I talked to the specialists. As we all know, I could have helped myself by being a little lighter, by making a few smarter eating choices, but overall I understood and ensure that I got the necessary OMEGA-3s and grains and greens and vegetables and fruit and proteins. I was not a fast-food junkie or a cola addict. I ran and rode my bike. And though I enjoyed life and its finer things, I was doing all the things you need to do to be good to my heart – not dogmatically, but sufficiently I thought.

The only joker in the deck was my ancestry.

I am not blaming anyone, but you cannot run from genes. High blood pressure, diabetes, and stroke are part of my ancestral family medical history.
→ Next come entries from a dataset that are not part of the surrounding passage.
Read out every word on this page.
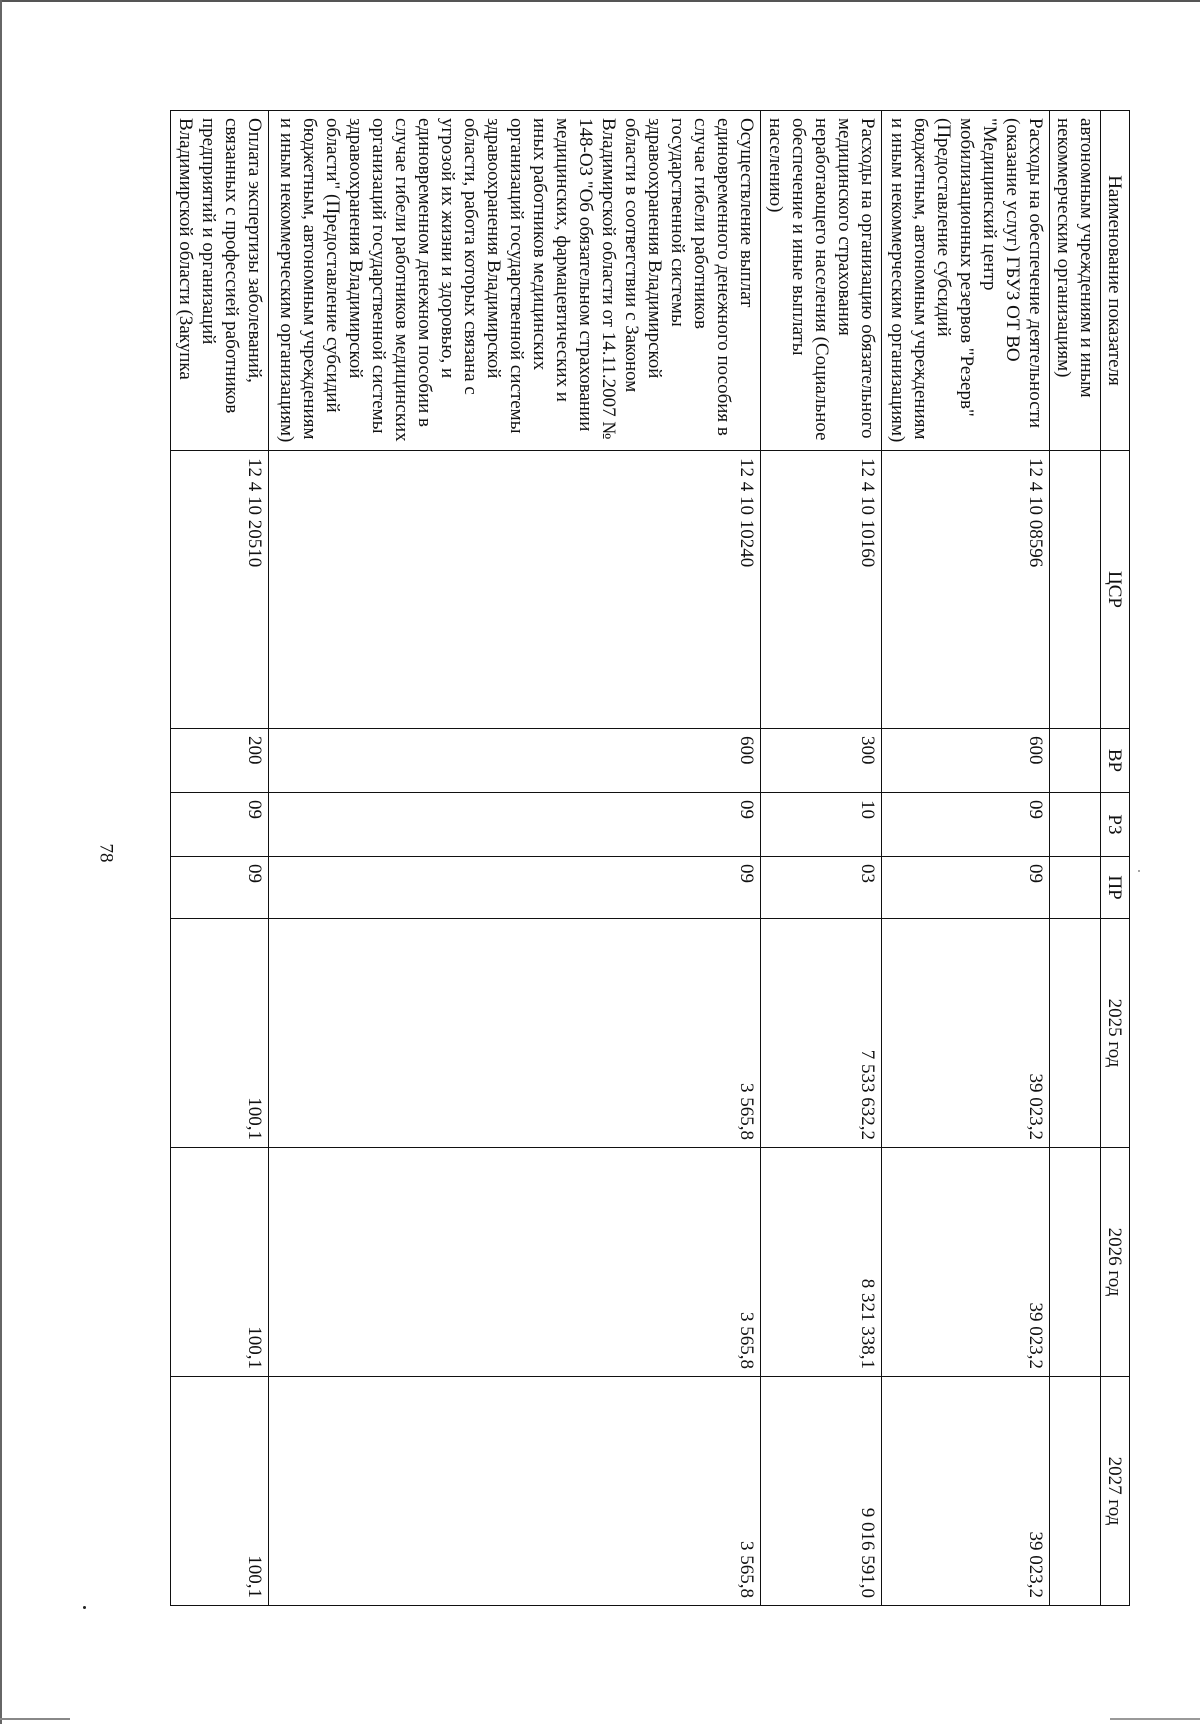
78
Наименование показателя	ЦСР	ВР	РЗ	ПР	2025 год	2026 год	2027 год
автономным учреждениям и иным некоммерческим организациям)							
Расходы на обеспечение деятельности (оказание услуг) ГБУЗ ОТ ВО "Медицинский центр мобилизационных резервов "Резерв" (Предоставление субсидий бюджетным, автономным учреждениям и иным некоммерческим организациям)	12 4 10 08596	600	09	09	39 023,2	39 023,2	39 023,2
Расходы на организацию обязательного медицинского страхования неработающего населения (Социальное обеспечение и иные выплаты населению)	12 4 10 10160	300	10	03	7 533 632,2	8 321 338,1	9 016 591,0
Осуществление выплат единовременного денежного пособия в случае гибели работников государственной системы здравоохранения Владимирской области в соответствии с Законом Владимирской области от 14.11.2007 № 148-ОЗ "Об обязательном страховании медицинских, фармацевтических и иных работников медицинских организаций государственной системы здравоохранения Владимирской области, работа которых связана с угрозой их жизни и здоровью, и единовременном денежном пособии в случае гибели работников медицинских организаций государственной системы здравоохранения Владимирской области" (Предоставление субсидий бюджетным, автономным учреждениям и иным некоммерческим организациям)	12 4 10 10240	600	09	09	3 565,8	3 565,8	3 565,8
Оплата экспертизы заболеваний, связанных с профессией работников предприятий и организаций Владимирской области (Закупка	12 4 10 20510	200	09	09	100,1	100,1	100,1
But there is so much that is unknown – in pre 1960s India, people died and no one knew or cared why. There was grief. And then there was land to be divided. Who knew whether it was heart disease or not?  All I know is that I have heart disease. My body produces cholesterol and plaque and my body will continue to produce cholesterol long after my arteries are repaired.
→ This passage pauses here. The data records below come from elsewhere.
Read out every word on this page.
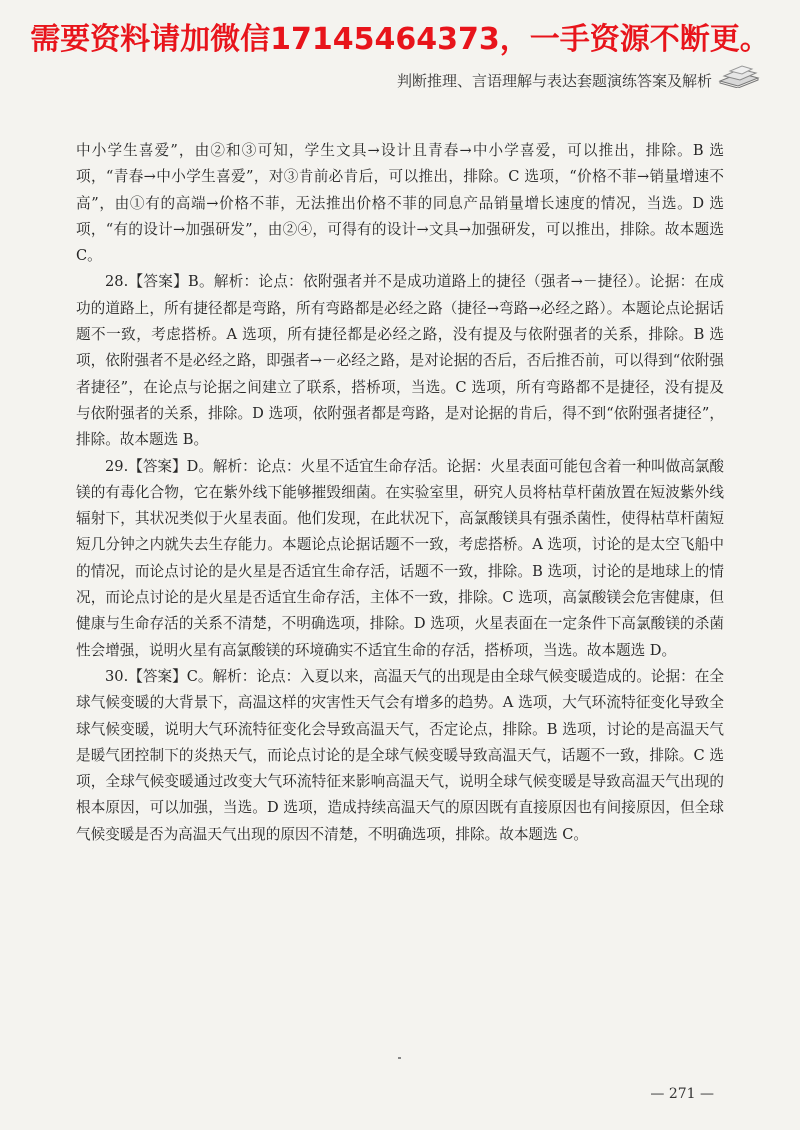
需要资料请加微信17145464373，一手资源不断更。
判断推理、言语理解与表达套题演练答案及解析

中小学生喜爱”，由②和③可知，学生文具→设计且青春→中小学喜爱，可以推出，排除。B 选项，“青春→中小学生喜爱”，对③肯前必肯后，可以推出，排除。C 选项，“价格不菲→销量增速不高”，由①有的高端→价格不菲，无法推出价格不菲的同息产品销量增长速度的情况，当选。D 选项，“有的设计→加强研发”，由②④，可得有的设计→文具→加强研发，可以推出，排除。故本题选 C。

28.【答案】B。解析：论点：依附强者并不是成功道路上的捷径（强者→－捷径）。论据：在成功的道路上，所有捷径都是弯路，所有弯路都是必经之路（捷径→弯路→必经之路）。本题论点论据话题不一致，考虑搭桥。A 选项，所有捷径都是必经之路，没有提及与依附强者的关系，排除。B 选项，依附强者不是必经之路，即强者→－必经之路，是对论据的否后，否后推否前，可以得到“依附强者捷径”，在论点与论据之间建立了联系，搭桥项，当选。C 选项，所有弯路都不是捷径，没有提及与依附强者的关系，排除。D 选项，依附强者都是弯路，是对论据的肯后，得不到“依附强者捷径”，排除。故本题选 B。

29.【答案】D。解析：论点：火星不适宜生命存活。论据：火星表面可能包含着一种叫做高氯酸镁的有毒化合物，它在紫外线下能够摧毁细菌。在实验室里，研究人员将枯草杆菌放置在短波紫外线辐射下，其状况类似于火星表面。他们发现，在此状况下，高氯酸镁具有强杀菌性，使得枯草杆菌短短几分钟之内就失去生存能力。本题论点论据话题不一致，考虑搭桥。A 选项，讨论的是太空飞船中的情况，而论点讨论的是火星是否适宜生命存活，话题不一致，排除。B 选项，讨论的是地球上的情况，而论点讨论的是火星是否适宜生命存活，主体不一致，排除。C 选项，高氯酸镁会危害健康，但健康与生命存活的关系不清楚，不明确选项，排除。D 选项，火星表面在一定条件下高氯酸镁的杀菌性会增强，说明火星有高氯酸镁的环境确实不适宜生命的存活，搭桥项，当选。故本题选 D。

30.【答案】C。解析：论点：入夏以来，高温天气的出现是由全球气候变暖造成的。论据：在全球气候变暖的大背景下，高温这样的灾害性天气会有增多的趋势。A 选项，大气环流特征变化导致全球气候变暖，说明大气环流特征变化会导致高温天气，否定论点，排除。B 选项，讨论的是高温天气是暖气团控制下的炎热天气，而论点讨论的是全球气候变暖导致高温天气，话题不一致，排除。C 选项，全球气候变暖通过改变大气环流特征来影响高温天气，说明全球气候变暖是导致高温天气出现的根本原因，可以加强，当选。D 选项，造成持续高温天气的原因既有直接原因也有间接原因，但全球气候变暖是否为高温天气出现的原因不清楚，不明确选项，排除。故本题选 C。

— 271 —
Maybe, this episode, this minor heart attack, this signal, was the chance to start over again. To take stock, and assess the devil-may care attitude, and perceived invincibility of my youth and early middle-agedness, and decide if I could keep up that pace forever. And I could…if forever was 49 years. But in my vision, forever was much longer than that. Yes there would be moments of craziness, but I needed to make sure that “Crazy ASF” understood that in the future there would be some cheques he shouldn’t write – his heart may not be able to cash them.

So eventually, after a day to think about, I chatted with the cardiac surgeon. And I was ready. I had three options:

  • If I was an 80-year-old man, who was unable to stand the rigours of surgery, and who was going to sit on his butt and do nothing but stare out the windows at the pigeons, then perhaps we could go with medications to control pressure and flow and rates and stuff…meds would buy the time for something else to fail catastrophically, like my liver

stent

  • If I was a relatively inactive fellow who was willing to live a relatively sedentary life of long walks in the rain, and wanted to always watch what I eat while taking a very large daily medical cocktail of anti-rejection drugs, cholesterol pills and a host of other heart regulating agents, then the stents would be perfect. Upside? Less intrusive, quick recovery. Downside? Second guessing every tweak and pain as I tried to live my life as I wanted would cause me mental distress. And anyway, a stint was like paving a pothole. Effective, but eventually you have to pay the piper and replace the road.
  • And the granddaddy of the option, the coronary artery bypass graft (CABG). A complete new superhighway for my heart akin to replacing Montreal’s crumbling turnpikes. The downside? My chest would be displayed to the world as a machine kept me alive. Risks include stroke and infection and just bad luck. The upside? After convalescence, I would be the old me – minus a few bad habits. I would be able to run, to dance. I could even swim the dolphins if I wanted. I would be on a less strict regimen of heart pills, but I would be me again. Plus I would have a pretty wicked scar to show off as part of the Zipper Club
Go for it!

Go for it!

For those that know me, I am pretty sure you could guess which I would choose. Being active and full of life, being who I am, there were no half measures. As a young lad, with great prospects at recovery, and with a robust immune system, I was sure. And I decided.

CABG it was. I knew what I had to do.